There was no significant difference in mPFS (p = 0.21) or mOS (p = 0.37) between patients who received 1-2 versus 3 or more prior lines of systemic anti-cancer therapy (SACT) (Fig. 3a, b).

Fig. 3: Subgroup analysis of survival by number of treatment lines.figure 3

a Kaplan–Meier curves of the overall survival of patients who received 1–2 and 3 or more prior lines of treatment in the metastatic setting. b Kaplan–Meier curves of the progression-free survival of patients who received 1–2 and 3 or more prior lines of treatment in the metastatic setting.

Toxicity analysis

The most common adverse events (AEs) were fatigue (all grade; 82%, G3/4; 14%), neutropenia (all grade; 55%, G3/4; 29%), diarrhoea (all grade; 58%, G3/4, 15%), and nausea (all grade; 38%, G3/4; 3%) (Table 3). SG dose reduction was required in 54% of patients due to adverse events (AEs) and 5% (7/132 patients) stopped SG due to toxicity. The median dose reduction (DR) was 20.3%. 9% of patients (12/132) started treatment at a dose reduction (DR range 10–40%), 31 patients required DR from cycle 2, 9 patients from cycle 3, and 10 patients from cycle 4 or later. The cycle of DR was not specified for 5 patients.
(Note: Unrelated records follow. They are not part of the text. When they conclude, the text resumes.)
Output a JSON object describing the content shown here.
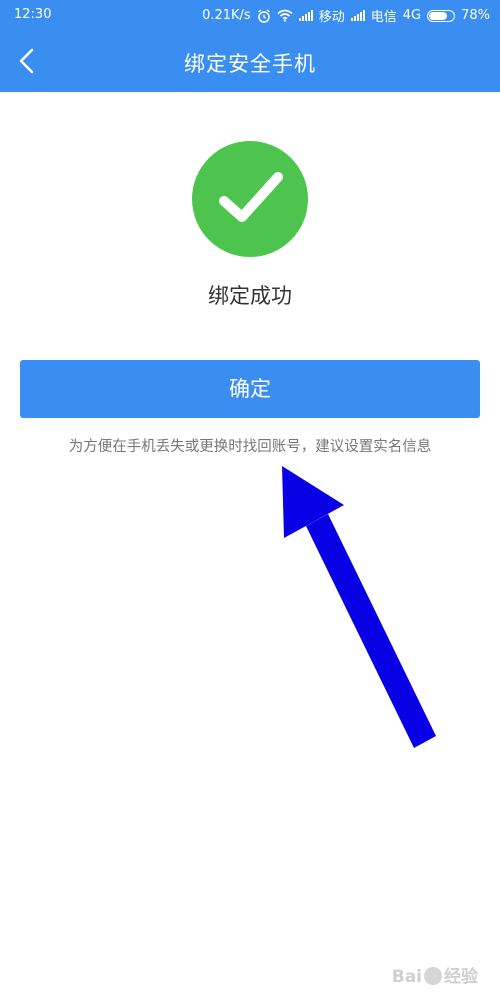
{
  "status_bar": {
    "time": "12:30",
    "net_speed": "0.21K/s",
    "carrier1": "移动",
    "carrier2": "电信",
    "network": "4G",
    "battery": "78%",
    "battery_level": 0.78
  },
  "header": {
    "title": "绑定安全手机"
  },
  "result": {
    "message": "绑定成功",
    "color": "#4cc44e"
  },
  "actions": {
    "confirm_label": "确定"
  },
  "hint": "为方便在手机丢失或更换时找回账号，建议设置实名信息",
  "annotation": {
    "arrow_color": "#0a00e6"
  },
  "watermark": {
    "brand_left": "Bai",
    "brand_right": "经验"
  },
  "theme": {
    "primary": "#3a8ef2"
  }
}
Table 3 Summary of adverse events experienced by population (n = 132).Subgroup analysis of patients with CNS disease

In our cohort 18% of patients (24/132) had brain metastasis. 8 of these patients were diagnosed with brain metastasis while on treatment with SG. Patients with CNS disease had a mPFS of 5.1 months (95% CI 1.6-6.6); mOS was not reached. The median age for patients with CNS disease was 53 years and the median number of prior treatment lines in the metastatic setting was 2.
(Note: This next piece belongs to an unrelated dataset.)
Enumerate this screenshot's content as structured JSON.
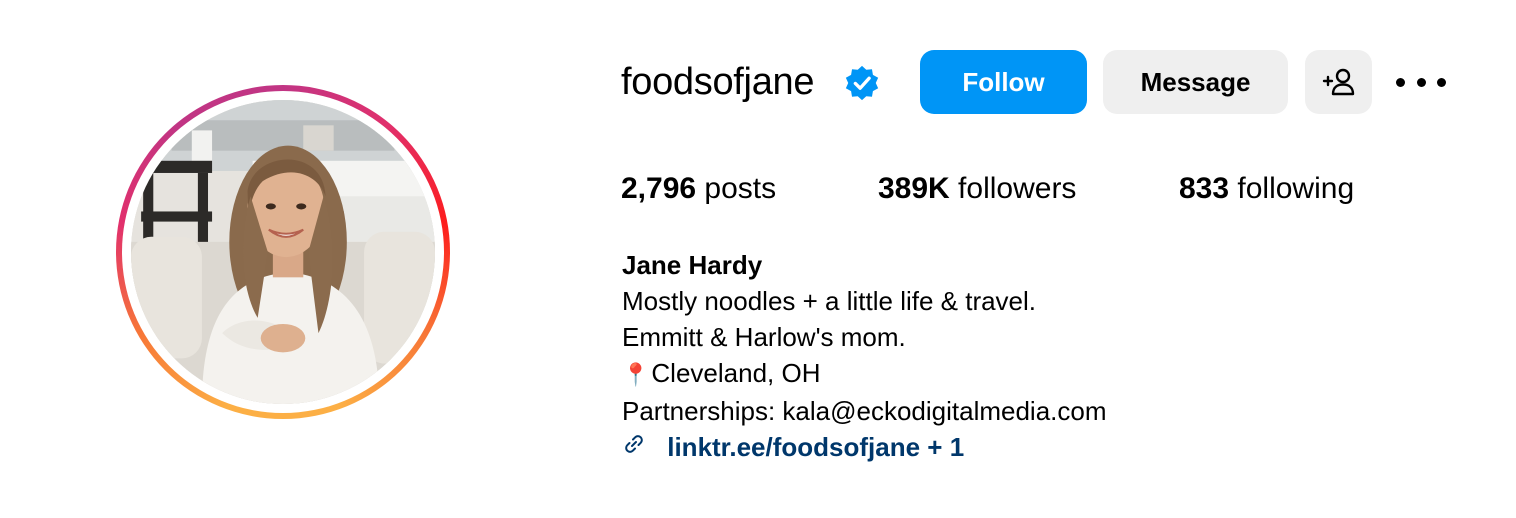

Patients with CNS disease who did not receive radiotherapy (RT) at any point (n = 12) had a mOS of 2.5 months (95% CI 1.7–NA). 12/24 patients with CNS disease were treated with RT to the CNS before or during treatment with SG. Patients treated with RT had a significantly longer mOS than those not treated with RT (p = 0.0025). 13/24 patients with brain metastasis remained on treatment long enough to have brain imaging to assess disease response. 5/13 had a partial response, 1 patient had stable disease and 7 patients had progressive disease. SG ability to cross the blood brain barrier is challenging to dissect from our data as systemic treatment overlapped with radiotherapy in 50% of patients. Furthermore, unlike in the trial setting not all patients had baseline brain imaging to ascertain if CNS disease was present at time of starting SG. A brain staging scan for patients with CNS who did not receive RT was available for 3 patients, all of which reported progressive disease.